George A. Wyman - A Sesquicentennial feature story

George A. Wyman was the first person to cross America on a motorized vehicle.  -Photo courtesty of Tim Masterson

by Kathy Pierce

with assistance of Tim Masterson,

Project Manager for George A. Wyman Memorial Project


The town of Ogden goes down in history as playing a small part in a man’s historic motorcycle ride across America. George A. Wyman’s brief stop in Ogden is commemorated on a bronze-tone plaque that will soon be erected here. It reads: 


In 1903, George A. Wyman became the first motorcyclist to make a transcontinental trip across America. He was the first ever to cross America by means of a motorized vehicle. He rode a 1903 California motorcycle (200cc and 1.25 hp) designed by Roy C. Marks.

On Sunday, June 14, Wyman stopped for the night in Ogden, Iowa. He likely stayed at the Ogden Hotel on Walnut Street. The next morning he sought the services of the Marquardt Blacksmith Shop at the corner of Walnut and SW 5th Streets, to repair the rear axle and coaster brake of his motorcycle. It was 11:30  a.m. before he departed, riding the 11 miles to Boone where he stopped for lunch.

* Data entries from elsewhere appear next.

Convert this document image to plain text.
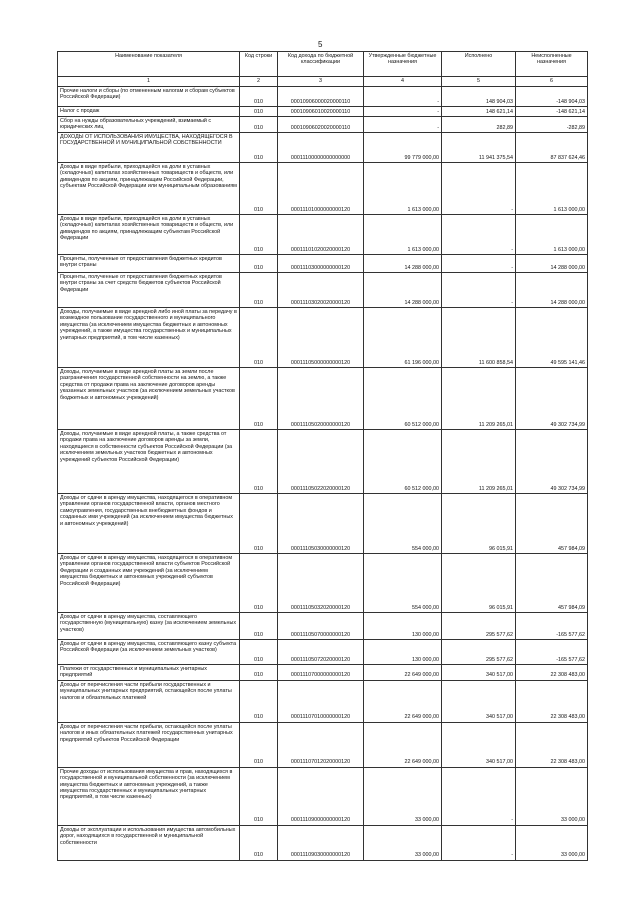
5
Наименование показателя	Код строки	Код дохода по бюджетной классификации	Утвержденные бюджетные назначения	Исполнено	Неисполненные назначения
1	2	3	4	5	6
Прочие налоги и сборы (по отмененным налогам и сборам субъектов Российской Федерации)	010	00010906000020000110	-	148 904,03	-148 904,03
Налог с продаж	010	00010906010020000110	-	148 621,14	-148 621,14
Сбор на нужды образовательных учреждений, взимаемый с юридических лиц	010	00010906020020000110	-	282,89	-282,89
ДОХОДЫ ОТ ИСПОЛЬЗОВАНИЯ ИМУЩЕСТВА, НАХОДЯЩЕГОСЯ В ГОСУДАРСТВЕННОЙ И МУНИЦИПАЛЬНОЙ СОБСТВЕННОСТИ	010	00011100000000000000	99 779 000,00	11 941 375,54	87 837 624,46
Доходы в виде прибыли, приходящейся на доли в уставных (складочных) капиталах хозяйственных товариществ и обществ, или дивидендов по акциям, принадлежащим Российской Федерации, субъектам Российской Федерации или муниципальным образованиям	010	00011101000000000120	1 613 000,00	-	1 613 000,00
Доходы в виде прибыли, приходящейся на доли в уставных (складочных) капиталах хозяйственных товариществ и обществ, или дивидендов по акциям, принадлежащим субъектам Российской Федерации	010	00011101020020000120	1 613 000,00	-	1 613 000,00
Проценты, полученные от предоставления бюджетных кредитов внутри страны	010	00011103000000000120	14 288 000,00	-	14 288 000,00
Проценты, полученные от предоставления бюджетных кредитов внутри страны за счет средств бюджетов субъектов Российской Федерации	010	00011103020020000120	14 288 000,00	-	14 288 000,00
Доходы, получаемые в виде арендной либо иной платы за передачу в возмездное пользование государственного и муниципального имущества (за исключением имущества бюджетных и автономных учреждений, а также имущества государственных и муниципальных унитарных предприятий, в том числе казенных)	010	00011105000000000120	61 196 000,00	11 600 858,54	49 595 141,46
Доходы, получаемые в виде арендной платы за земли после разграничения государственной собственности на землю, а также средства от продажи права на заключение договоров аренды указанных земельных участков (за исключением земельных участков бюджетных и автономных учреждений)	010	00011105020000000120	60 512 000,00	11 209 265,01	49 302 734,99
Доходы, получаемые в виде арендной платы, а также средства от продажи права на заключение договоров аренды за земли, находящиеся в собственности субъектов Российской Федерации (за исключением земельных участков бюджетных и автономных учреждений субъектов Российской Федерации)	010	00011105022020000120	60 512 000,00	11 209 265,01	49 302 734,99
Доходы от сдачи в аренду имущества, находящегося в оперативном управлении органов государственной власти, органов местного самоуправления, государственных внебюджетных фондов и созданных ими учреждений (за исключением имущества бюджетных и автономных учреждений)	010	00011105030000000120	554 000,00	96 015,91	457 984,09
Доходы от сдачи в аренду имущества, находящегося в оперативном управлении органов государственной власти субъектов Российской Федерации и созданных ими учреждений (за исключением имущества бюджетных и автономных учреждений субъектов Российской Федерации)	010	00011105032020000120	554 000,00	96 015,91	457 984,09
Доходы от сдачи в аренду имущества, составляющего государственную (муниципальную) казну (за исключением земельных участков)	010	00011105070000000120	130 000,00	295 577,62	-165 577,62
Доходы от сдачи в аренду имущества, составляющего казну субъекта Российской Федерации (за исключением земельных участков)	010	00011105072020000120	130 000,00	295 577,62	-165 577,62
Платежи от государственных и муниципальных унитарных предприятий	010	00011107000000000120	22 649 000,00	340 517,00	22 308 483,00
Доходы от перечисления части прибыли государственных и муниципальных унитарных предприятий, остающейся после уплаты налогов и обязательных платежей	010	00011107010000000120	22 649 000,00	340 517,00	22 308 483,00
Доходы от перечисления части прибыли, остающейся после уплаты налогов и иных обязательных платежей государственных унитарных предприятий субъектов Российской Федерации	010	00011107012020000120	22 649 000,00	340 517,00	22 308 483,00
Прочие доходы от использования имущества и прав, находящихся в государственной и муниципальной собственности (за исключением имущества бюджетных и автономных учреждений, а также имущества государственных и муниципальных унитарных предприятий, в том числе казенных)	010	00011109000000000120	33 000,00	-	33 000,00
Доходы от эксплуатации и использования имущества автомобильных дорог, находящихся в государственной и муниципальной собственности	010	00011109030000000120	33 000,00	-	33 000,00
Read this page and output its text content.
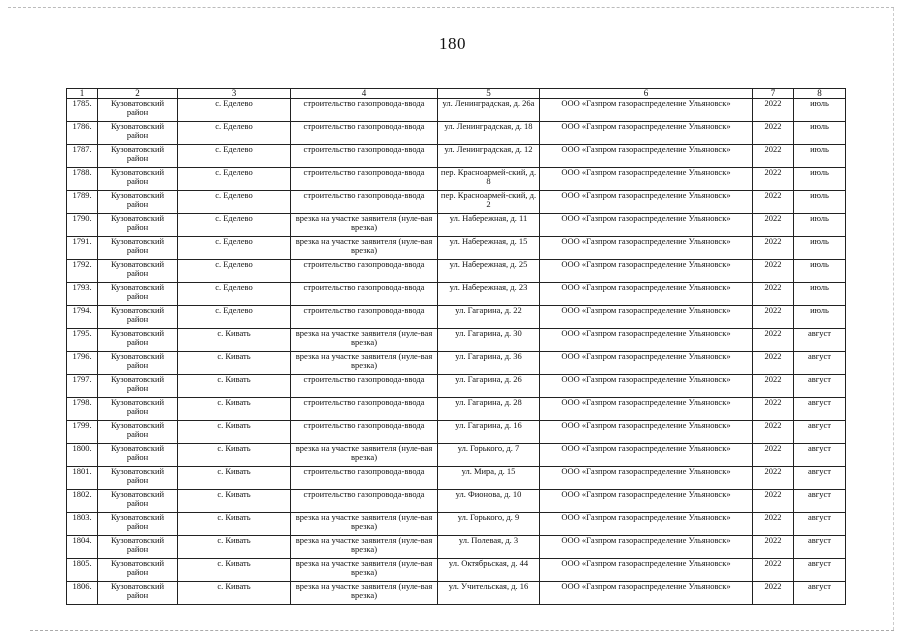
180
1	2	3	4	5	6	7	8
1785.	Кузоватовский район	с. Еделево	строительство газопровода-ввода	ул. Ленинградская, д. 26а	ООО «Газпром газораспределение Ульяновск»	2022	июль
1786.	Кузоватовский район	с. Еделево	строительство газопровода-ввода	ул. Ленинградская, д. 18	ООО «Газпром газораспределение Ульяновск»	2022	июль
1787.	Кузоватовский район	с. Еделево	строительство газопровода-ввода	ул. Ленинградская, д. 12	ООО «Газпром газораспределение Ульяновск»	2022	июль
1788.	Кузоватовский район	с. Еделево	строительство газопровода-ввода	пер. Красноармей-ский, д. 8	ООО «Газпром газораспределение Ульяновск»	2022	июль
1789.	Кузоватовский район	с. Еделево	строительство газопровода-ввода	пер. Красноармей-ский, д. 2	ООО «Газпром газораспределение Ульяновск»	2022	июль
1790.	Кузоватовский район	с. Еделево	врезка на участке заявителя (нуле-вая врезка)	ул. Набережная, д. 11	ООО «Газпром газораспределение Ульяновск»	2022	июль
1791.	Кузоватовский район	с. Еделево	врезка на участке заявителя (нуле-вая врезка)	ул. Набережная, д. 15	ООО «Газпром газораспределение Ульяновск»	2022	июль
1792.	Кузоватовский район	с. Еделево	строительство газопровода-ввода	ул. Набережная, д. 25	ООО «Газпром газораспределение Ульяновск»	2022	июль
1793.	Кузоватовский район	с. Еделево	строительство газопровода-ввода	ул. Набережная, д. 23	ООО «Газпром газораспределение Ульяновск»	2022	июль
1794.	Кузоватовский район	с. Еделево	строительство газопровода-ввода	ул. Гагарина, д. 22	ООО «Газпром газораспределение Ульяновск»	2022	июль
1795.	Кузоватовский район	с. Кивать	врезка на участке заявителя (нуле-вая врезка)	ул. Гагарина, д. 30	ООО «Газпром газораспределение Ульяновск»	2022	август
1796.	Кузоватовский район	с. Кивать	врезка на участке заявителя (нуле-вая врезка)	ул. Гагарина, д. 36	ООО «Газпром газораспределение Ульяновск»	2022	август
1797.	Кузоватовский район	с. Кивать	строительство газопровода-ввода	ул. Гагарина, д. 26	ООО «Газпром газораспределение Ульяновск»	2022	август
1798.	Кузоватовский район	с. Кивать	строительство газопровода-ввода	ул. Гагарина, д. 28	ООО «Газпром газораспределение Ульяновск»	2022	август
1799.	Кузоватовский район	с. Кивать	строительство газопровода-ввода	ул. Гагарина, д. 16	ООО «Газпром газораспределение Ульяновск»	2022	август
1800.	Кузоватовский район	с. Кивать	врезка на участке заявителя (нуле-вая врезка)	ул. Горького, д. 7	ООО «Газпром газораспределение Ульяновск»	2022	август
1801.	Кузоватовский район	с. Кивать	строительство газопровода-ввода	ул. Мира, д. 15	ООО «Газпром газораспределение Ульяновск»	2022	август
1802.	Кузоватовский район	с. Кивать	строительство газопровода-ввода	ул. Фионова, д. 10	ООО «Газпром газораспределение Ульяновск»	2022	август
1803.	Кузоватовский район	с. Кивать	врезка на участке заявителя (нуле-вая врезка)	ул. Горького, д. 9	ООО «Газпром газораспределение Ульяновск»	2022	август
1804.	Кузоватовский район	с. Кивать	врезка на участке заявителя (нуле-вая врезка)	ул. Полевая, д. 3	ООО «Газпром газораспределение Ульяновск»	2022	август
1805.	Кузоватовский район	с. Кивать	врезка на участке заявителя (нуле-вая врезка)	ул. Октябрьская, д. 44	ООО «Газпром газораспределение Ульяновск»	2022	август
1806.	Кузоватовский район	с. Кивать	врезка на участке заявителя (нуле-вая врезка)	ул. Учительская, д. 16	ООО «Газпром газораспределение Ульяновск»	2022	август
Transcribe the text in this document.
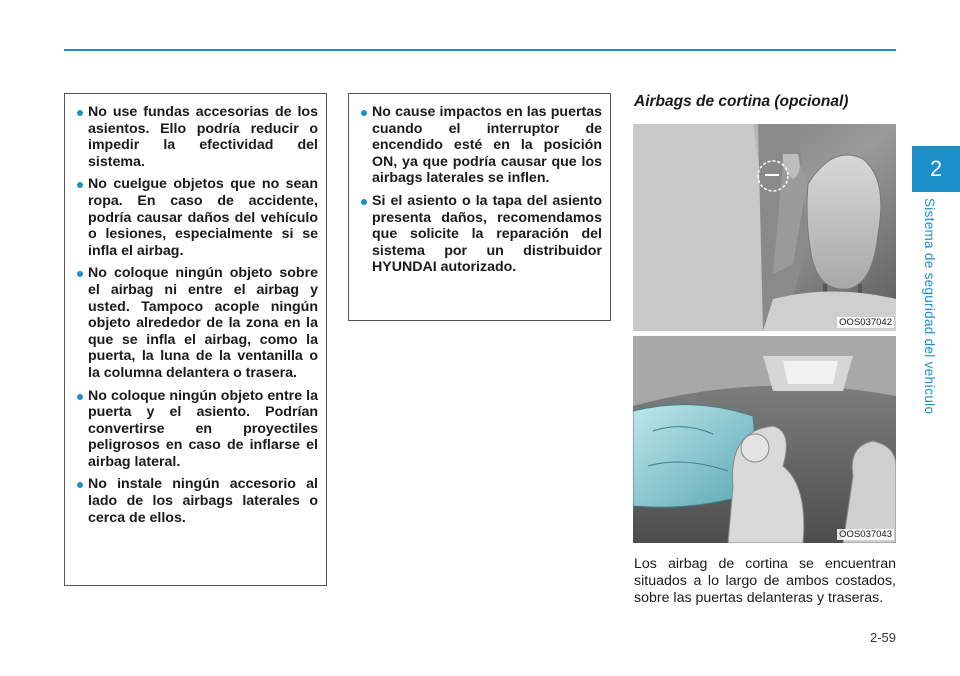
2
Sistema de seguridad del vehículo
No use fundas accesorias de los asientos. Ello podría reducir o impedir la efectividad del sistema.
No cuelgue objetos que no sean ropa. En caso de accidente, podría causar daños del vehículo o lesiones, especialmente si se infla el airbag.
No coloque ningún objeto sobre el airbag ni entre el airbag y usted. Tampoco acople ningún objeto alrededor de la zona en la que se infla el airbag, como la puerta, la luna de la ventanilla o la columna delantera o trasera.
No coloque ningún objeto entre la puerta y el asiento. Podrían convertirse en proyectiles peligrosos en caso de inflarse el airbag lateral.
No instale ningún accesorio al lado de los airbags laterales o cerca de ellos.
No cause impactos en las puertas cuando el interruptor de encendido esté en la posición ON, ya que podría causar que los airbags laterales se inflen.
Si el asiento o la tapa del asiento presenta daños, recomendamos que solicite la reparación del sistema por un distribuidor HYUNDAI autorizado.
Airbags de cortina (opcional)
OOS037042
OOS037043

Los airbag de cortina se encuentran situados a lo largo de ambos costados, sobre las puertas delanteras y traseras.

2-59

Tim Masterson project manager for the George A. Wyman Memorial Project, is promoting the story by marking points along the way from San Francisco to New York City. The signs identify locations cited in Wyman’s personal narrative.

In August, 1979,  Road Rider Magazine republished the original narrative that was published only once in Motorcycle Magazine, in five parts, June - October, 1903.

Below is a transcribed copy of an article as it appeared in the Road Rider Magazine, August 1979 issue.


Leg IV

Through the Valleys of the Two Great Rivers to Chicago


It had been my design when I started to take the more southerly route from Omaha, by way of Kansas City and St. Louis to Chicago, because I understood that, although the distance is greater, I would find better riding by so doing. When I came along, however, all that country was under water, one might say, so I decided to follow the route of the Northwestern Railroad past Ames, from which a spur of the road runs south to Des Moines. For the credit of the country, I hope the southerly route is better than the one I followed. On the whole, Iowa gave me as much vile traveling as any State that I crossed.

Enroute to Ogden


I started from Denison at 8 a.m., taking to the railroad. After going five miles the roadbed became so bad that I could not ride, and I sought the highway. This did not help me much, for I was able to ride only a little way at a time, and then walk anywhere from 100 yards to a mile. My coaster brake, which had begun to give me trouble the day before, became on this day a coaster broke. The threads of the axle were stripped, and, while the brake would not work, the coaster worked overtime, so that I could not start the bicycle by pedaling; I had to run it along and then hop on. This day, July(sic) 14, was the hottest I had yet encountered.